Routh is facing charges of capital murder.

Insanity Defense for Veterans with PTSD

As expected, Routh’s lawyers will be defending him with an insanity defense. He admitted to police that he killed Kyle and Littlefield, and then fled the scene with Kyle’s truck. Routh was formally diagnosed with PTSD, and also suffered from depression, mania, and nightmares. According to Routh’s family, he has had a long list of incidences relating to his PTSD. He had threatened to kill himself and his family in the past, and was admitted to psychiatric wards numerous times. He was in the Dallas V.A. Medical Center and Green Oaks Hospital in Dallas just days before the murder.

A 2014 study revealed that veterans suffering from PTSD or alcohol abuse are seven times more likely to commit violent crimes than fellow veterans. Also, dozens of veterans from Iraq and Afghanistan have been accused of murder, some even killing themselves. 2.6 million Americans have served in either Iraq or Afghanistan, and half a million suffer from PTSD. Some people with PTSD can also have flashes of anger, that turn into hallucinations.
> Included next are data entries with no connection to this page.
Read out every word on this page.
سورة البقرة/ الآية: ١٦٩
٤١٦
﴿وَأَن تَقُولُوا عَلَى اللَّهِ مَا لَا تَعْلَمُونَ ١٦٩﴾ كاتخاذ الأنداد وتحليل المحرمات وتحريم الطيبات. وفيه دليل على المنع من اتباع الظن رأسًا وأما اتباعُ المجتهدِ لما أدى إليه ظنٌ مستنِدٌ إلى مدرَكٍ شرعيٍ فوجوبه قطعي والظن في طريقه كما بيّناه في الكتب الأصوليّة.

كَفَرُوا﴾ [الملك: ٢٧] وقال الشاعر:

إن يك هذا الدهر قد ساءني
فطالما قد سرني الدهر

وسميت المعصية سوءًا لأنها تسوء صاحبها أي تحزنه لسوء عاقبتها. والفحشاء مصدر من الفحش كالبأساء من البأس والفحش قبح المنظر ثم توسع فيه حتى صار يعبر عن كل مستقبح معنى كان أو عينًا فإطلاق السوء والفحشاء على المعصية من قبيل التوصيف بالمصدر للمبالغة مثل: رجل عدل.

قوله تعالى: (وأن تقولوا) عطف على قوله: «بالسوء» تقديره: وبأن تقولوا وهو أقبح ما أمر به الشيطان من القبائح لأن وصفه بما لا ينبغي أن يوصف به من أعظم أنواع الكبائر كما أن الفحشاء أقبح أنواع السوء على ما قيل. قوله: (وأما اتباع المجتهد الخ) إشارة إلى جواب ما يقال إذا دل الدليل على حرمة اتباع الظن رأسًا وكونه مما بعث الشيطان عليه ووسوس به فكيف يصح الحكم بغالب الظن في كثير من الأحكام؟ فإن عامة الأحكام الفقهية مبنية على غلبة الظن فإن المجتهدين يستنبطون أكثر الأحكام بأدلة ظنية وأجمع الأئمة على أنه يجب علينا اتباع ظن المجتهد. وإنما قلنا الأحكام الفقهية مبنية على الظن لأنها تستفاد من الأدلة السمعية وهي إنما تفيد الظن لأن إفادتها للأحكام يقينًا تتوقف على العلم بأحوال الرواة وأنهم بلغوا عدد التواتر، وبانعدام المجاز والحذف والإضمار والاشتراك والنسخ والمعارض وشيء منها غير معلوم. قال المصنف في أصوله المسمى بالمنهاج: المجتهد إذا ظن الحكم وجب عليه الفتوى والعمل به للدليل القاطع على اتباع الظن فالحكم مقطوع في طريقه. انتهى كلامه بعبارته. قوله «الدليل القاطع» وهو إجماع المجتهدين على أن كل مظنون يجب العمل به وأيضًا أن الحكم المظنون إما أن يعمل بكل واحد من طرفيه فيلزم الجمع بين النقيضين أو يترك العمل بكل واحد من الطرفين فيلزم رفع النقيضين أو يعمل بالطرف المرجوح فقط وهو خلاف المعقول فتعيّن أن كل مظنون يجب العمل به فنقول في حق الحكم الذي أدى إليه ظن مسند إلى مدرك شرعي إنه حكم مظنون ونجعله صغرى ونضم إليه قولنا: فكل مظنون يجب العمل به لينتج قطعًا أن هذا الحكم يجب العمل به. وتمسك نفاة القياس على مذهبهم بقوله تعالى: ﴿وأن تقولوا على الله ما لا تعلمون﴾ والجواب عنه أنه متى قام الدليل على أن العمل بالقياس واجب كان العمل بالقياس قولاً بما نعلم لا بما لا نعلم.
These hallucinations can bring veterans back to the battlefield, and make violent decisions that can turn them into criminals.

In recent years, it has become apparent that a change needs to be made to the criminal justice system. Too many soldiers are being sent to jail for crimes committed due to their PTSD. In 2013, the Veterans Defense Project published a manual for defense attorneys to use when defending a veteran with a post-battle mental illness. The book is “The Attorney’s Guide to Defending Veterans in Criminal Court.” The book helps explain PTSD and traumatic brain injury and its effects on soldiers. It also has a section that explains how PTSD can be used as an insanity defense in court. The projects goals are to help rehabilitate suffering veterans, assist attorneys in understanding their clients and their illness, and to help increase public knowledge of issues within the criminal justice system.

Individual Veterans Treatment Courts have started to spread throughout each state. A key aspect to these courts is the option of alternative rehabilitation treatment instead of incarceration. The programs can be for mental health or substance abuse, and are often lead by veteran mentors. PTSD has increasingly become a defense for an insanity plea because of this system. This type of court is essential to keeping mentally unstable veterans out of jail, and into the help they really need. But it does not come without its issues. It is still being decided if felonies or violent crimes should be held in veteran’s court, or go through the regular criminal justice system.

In the case of Routh, he will be tried in the conventional criminal justice system. His PTSD and depression will definitely be used by his lawyers as a basis for the insanity defense plea. Either way, the murder of legendary veteran Chris Kyle, will not be forgotten.